Richard Smith visited the RAF Regiment and College Bands at RAF Cranwell to present the cornets which had been specifically designed for each player after personal consultation

See also 21st March entry for details of the international competition for this contract, overwhelmingly won by Smith-Watkins,

‘Classical Music’ article on Richard Smith

The article describes how Richard, as a bassoonist and physicist, became one of the world’s leading brass designers and creator of the Smith-Watkins brand.

 

Herald Fanfare Trumpets presented to the Army in North Yorkshire

Herald Fanfare Trumpets presented to the Army in North Yorkshire

Herald fanfare instruments were presented to the Heavy Cavalry and Cambrai Band at Catterick Camp in North Yorkshire. This was a colourful event widely reported in the local press. ‘A one-man instrument maker in North Yorkshire has won a contract to supply unique ceremonial fanfare trumpets to the Army in Yorkshire.’

 

Smith gives Research Paper at the ASA meeting in Utah

Smith gives Research Paper at the ASA meeting in Utah

Richard Smith gave a plenary lecture at the June meeting of the Acoustical Society of America in Salt Lake City, Utah. Leading the session on the Mysteries and Myths of Musical Instruments, Richard entertained a large audience with theoretical background and fascinating demonstration.

 

Smith-Watkins wins Royal Air Force cornet order

In a day-long test held at Uxbridge RAF HQ on 21 March, RAF musicians overwhelmingly voted Smith Watkins instruments their first choice, trumping ten rivals from Europe, the USA and Japan. In the trial involving players from across the service, an astonishing 94% awarded Dr Smith’s instruments the top accolade. Smith-Watkins are now the only supplier of cornets to all four bands of the RAF.

The Northern Echo (Friday 11th May 2007):
http://www.smithwatkins.com/pdf/musicmanhitstherightnotewithband.pdf

Smith gives Research Seminar at Durham University

Richard has been invited to give a Research Seminar at the Music Department of Durham University.
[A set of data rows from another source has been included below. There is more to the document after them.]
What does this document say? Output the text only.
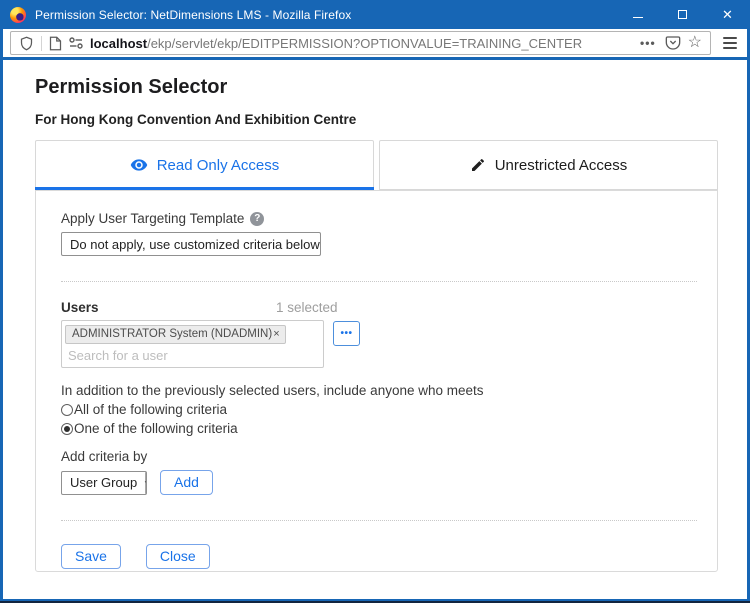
Permission Selector: NetDimensions LMS - Mozilla Firefox	✕
localhost/ekp/servlet/ekp/EDITPERMISSION?OPTIONVALUE=TRAINING_CENTER	••• ☆
Permission Selector
For Hong Kong Convention And Exhibition Centre
Read Only Access	Unrestricted Access
Apply User Targeting Template ?
Do not apply, use customized criteria below
Users	1 selected
ADMINISTRATOR System (NDADMIN) ×
Search for a user	•••
In addition to the previously selected users, include anyone who meets
All of the following criteria
One of the following criteria
Add criteria by
User Group	Add
Save	Close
The title is ‘Myth-busting in the design of brass instruments’.

It will start at 16.15 and local players are welcome to attend.

http://www.4barsrest.com/news/detail.asp?year=2007&offset=1875&id=5074

Congratulations to Martin Hall

Congratulations to Martin Hall

Martin has just accepted the principal cornet chair of Drighlington Band.

He joins many other principal cornet players in the Championship Section using a Smith-Watkins ‘Soloist’ Cornet.